How Do You Calculate the Binding Energy of Deuterium's Nucleons?

[carllacan]

Homework Statement

The atomic nucleus of Deuterium is a bound state of two nucleons.

Through a change of coordinates we can transform the situation into a central force problem with a potential described by -V0 for r > R and 0 for r < R.

In the ground state of this nucleus the angular momentum number is l=0.

Find the binding energy of the nucleons.

Homework Equations

The radial equation: http://en.wikipedia.org/wiki/Partic...c_potential#Derivation_of_the_radial_equation

The Attempt at a Solution

I have two (second degree) radial equations (inside and outside of R) with different E, both with l = 0. I also have two conditions at r = R, where the two solutions and their derivatives have to be equal. I also have the normalization condition.

That makes three constraints for four constants (plus the energy), so I can't solve it.

I've tried adding the condition that ψ(0) = 0, because the nucleons can't be in the same place. This would allow me to find the energy inside R, which I think would be the end of the problem (since I am just asked to find the binding energy), but I'm not sure it is right, especially because doing it like this I get a solution with no dependence of V0.

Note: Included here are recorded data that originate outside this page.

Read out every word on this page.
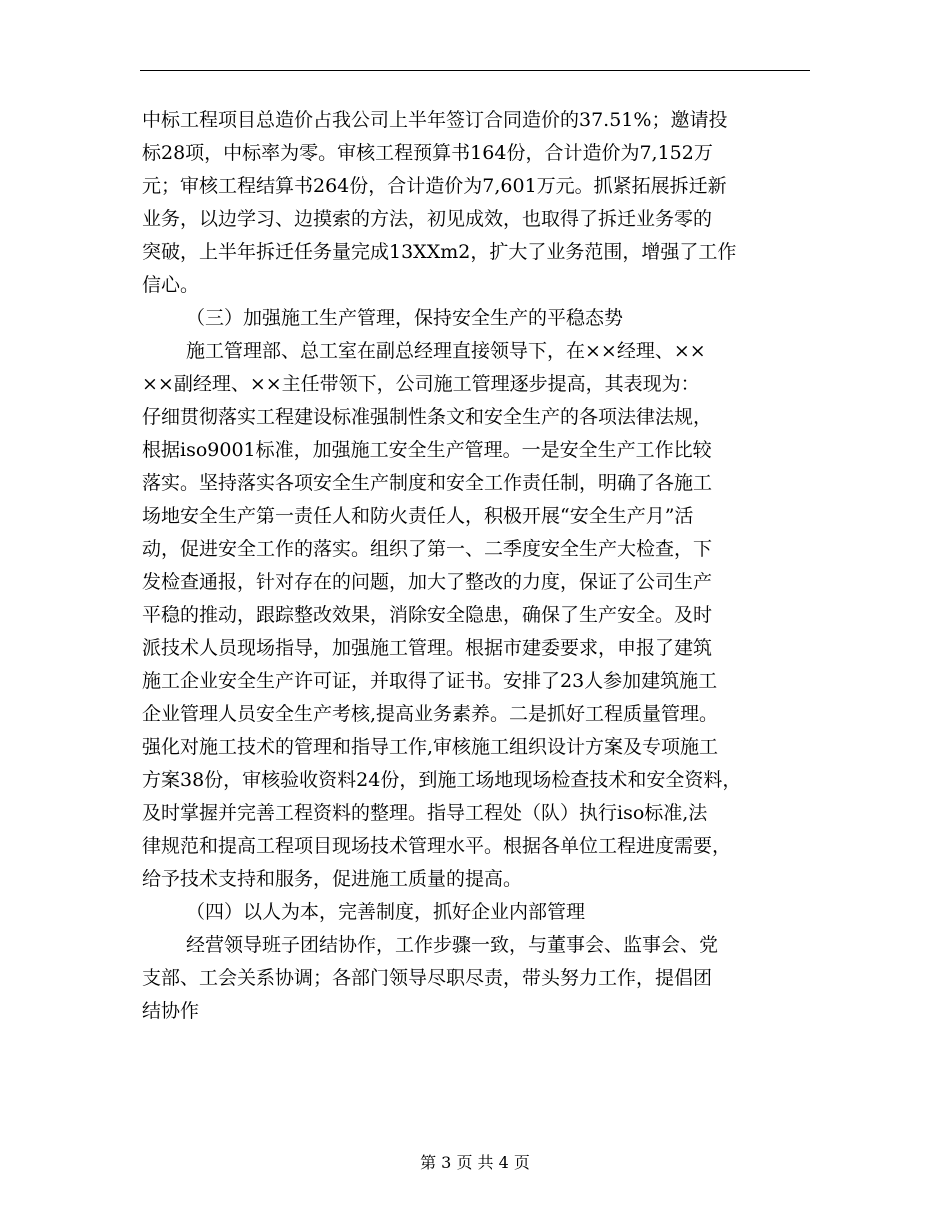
中标工程项目总造价占我公司上半年签订合同造价的37.51%；邀请投
标28项，中标率为零。审核工程预算书164份，合计造价为7,152万
元；审核工程结算书264份，合计造价为7,601万元。抓紧拓展拆迁新
业务，以边学习、边摸索的方法，初见成效，也取得了拆迁业务零的
突破，上半年拆迁任务量完成13XXm2，扩大了业务范围，增强了工作
信心。
（三）加强施工生产管理，保持安全生产的平稳态势
施工管理部、总工室在副总经理直接领导下，在××经理、××
××副经理、××主任带领下，公司施工管理逐步提高，其表现为：
仔细贯彻落实工程建设标准强制性条文和安全生产的各项法律法规，
根据iso9001标准，加强施工安全生产管理。一是安全生产工作比较
落实。坚持落实各项安全生产制度和安全工作责任制，明确了各施工
场地安全生产第一责任人和防火责任人，积极开展“安全生产月”活
动，促进安全工作的落实。组织了第一、二季度安全生产大检查，下
发检查通报，针对存在的问题，加大了整改的力度，保证了公司生产
平稳的推动，跟踪整改效果，消除安全隐患，确保了生产安全。及时
派技术人员现场指导，加强施工管理。根据市建委要求，申报了建筑
施工企业安全生产许可证，并取得了证书。安排了23人参加建筑施工
企业管理人员安全生产考核,提高业务素养。二是抓好工程质量管理。
强化对施工技术的管理和指导工作,审核施工组织设计方案及专项施工
方案38份，审核验收资料24份，到施工场地现场检查技术和安全资料，
及时掌握并完善工程资料的整理。指导工程处（队）执行iso标准,法
律规范和提高工程项目现场技术管理水平。根据各单位工程进度需要，
给予技术支持和服务，促进施工质量的提高。
（四）以人为本，完善制度，抓好企业内部管理
经营领导班子团结协作，工作步骤一致，与董事会、监事会、党
支部、工会关系协调；各部门领导尽职尽责，带头努力工作，提倡团
结协作
第 3 页 共 4 页
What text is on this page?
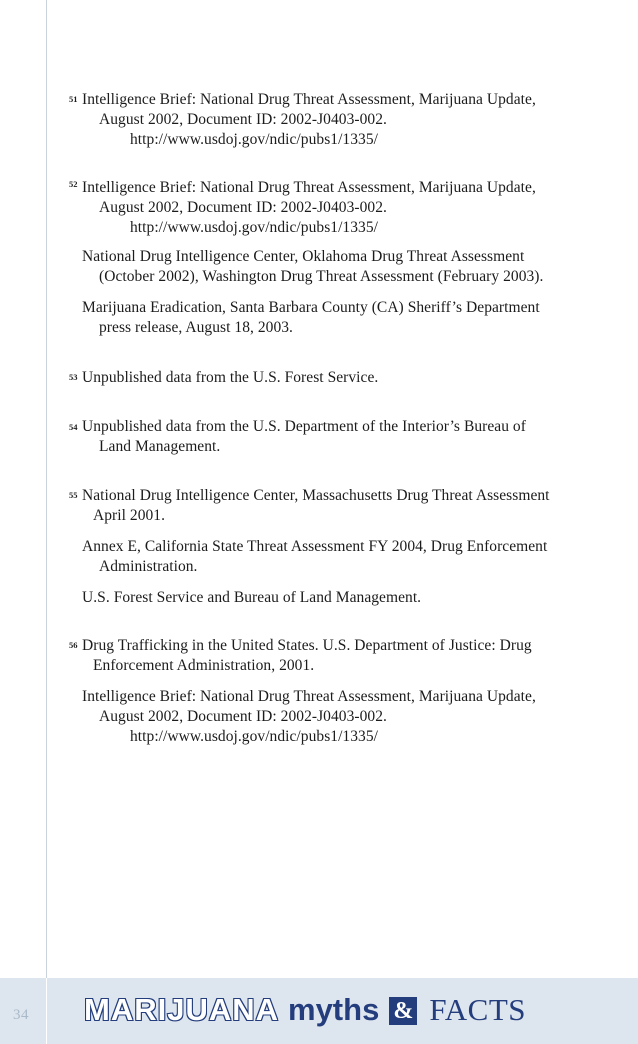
51 Intelligence Brief: National Drug Threat Assessment, Marijuana Update,
August 2002, Document ID: 2002-J0403-002.
http://www.usdoj.gov/ndic/pubs1/1335/
52 Intelligence Brief: National Drug Threat Assessment, Marijuana Update,
August 2002, Document ID: 2002-J0403-002.
http://www.usdoj.gov/ndic/pubs1/1335/
National Drug Intelligence Center, Oklahoma Drug Threat Assessment
(October 2002), Washington Drug Threat Assessment (February 2003).
Marijuana Eradication, Santa Barbara County (CA) Sheriff’s Department
press release, August 18, 2003.
53 Unpublished data from the U.S. Forest Service.
54 Unpublished data from the U.S. Department of the Interior’s Bureau of
Land Management.
55 National Drug Intelligence Center, Massachusetts Drug Threat Assessment
April 2001.
Annex E, California State Threat Assessment FY 2004, Drug Enforcement
Administration.
U.S. Forest Service and Bureau of Land Management.
56 Drug Trafficking in the United States. U.S. Department of Justice: Drug
Enforcement Administration, 2001.
Intelligence Brief: National Drug Threat Assessment, Marijuana Update,
August 2002, Document ID: 2002-J0403-002.
http://www.usdoj.gov/ndic/pubs1/1335/
34 MARIJUANA myths & FACTS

Can you tell me how to continue from here?

Thank you for your time.

 

[mfb]

Where do you get 4 constants from? Energy and amplitudes of the wave function inside and outside are 3.

I've tried adding the condition that ψ(0) = 0, because the nucleons can't be in the same place.

They can, they are different particle types. You can say something about ψ'(0), however.

 

[carllacan]

Three? Each one is a second-degree differential equation, so each wave function has two constants: Asin(kx) + Bcos(kx) inside and Csin(k'x) + Dcos(k'x) outside, isn't that so?

What can I say about ψ'(0)? I'm thinking ψ'(0) = -ψ'(0), because the radial function has to be "symmetric" at each side of the 0 point, but that gives ψ'(0) = 0. Is this right?

 

[dauto]

Three? Each one is a second-degree differential equation, so each wave function has two constants: Asin(kx) + Bcos(kx) inside and Csin(k'x) + Dcos(k'x) outside, isn't that so?

What can I say about ψ'(0)? I'm thinking ψ'(0) = -ψ'(0), because the radial function has to be "symmetric" at each side of the 0 point, but that gives ψ'(0) = 0. Is this right?

Yes, any other value for ψ' would produce a cusp at the origin.

 

[mfb]

Three? Each one is a second-degree differential equation, so each wave function has two constants: Asin(kx) + Bcos(kx) inside and Csin(k'x) + Dcos(k'x) outside, isn't that so?

Ah yeah, that parametrization is better, the amplitudes would have to be complex with their relative phase as parameter... yeah use sine and cosine (or directly an exponential function for the outside area).

What can I say about ψ'(0)? I'm thinking ψ'(0) = -ψ'(0), because the radial function has to be "symmetric" at each side of the 0 point, but that gives ψ'(0) = 0. Is this right?

Right.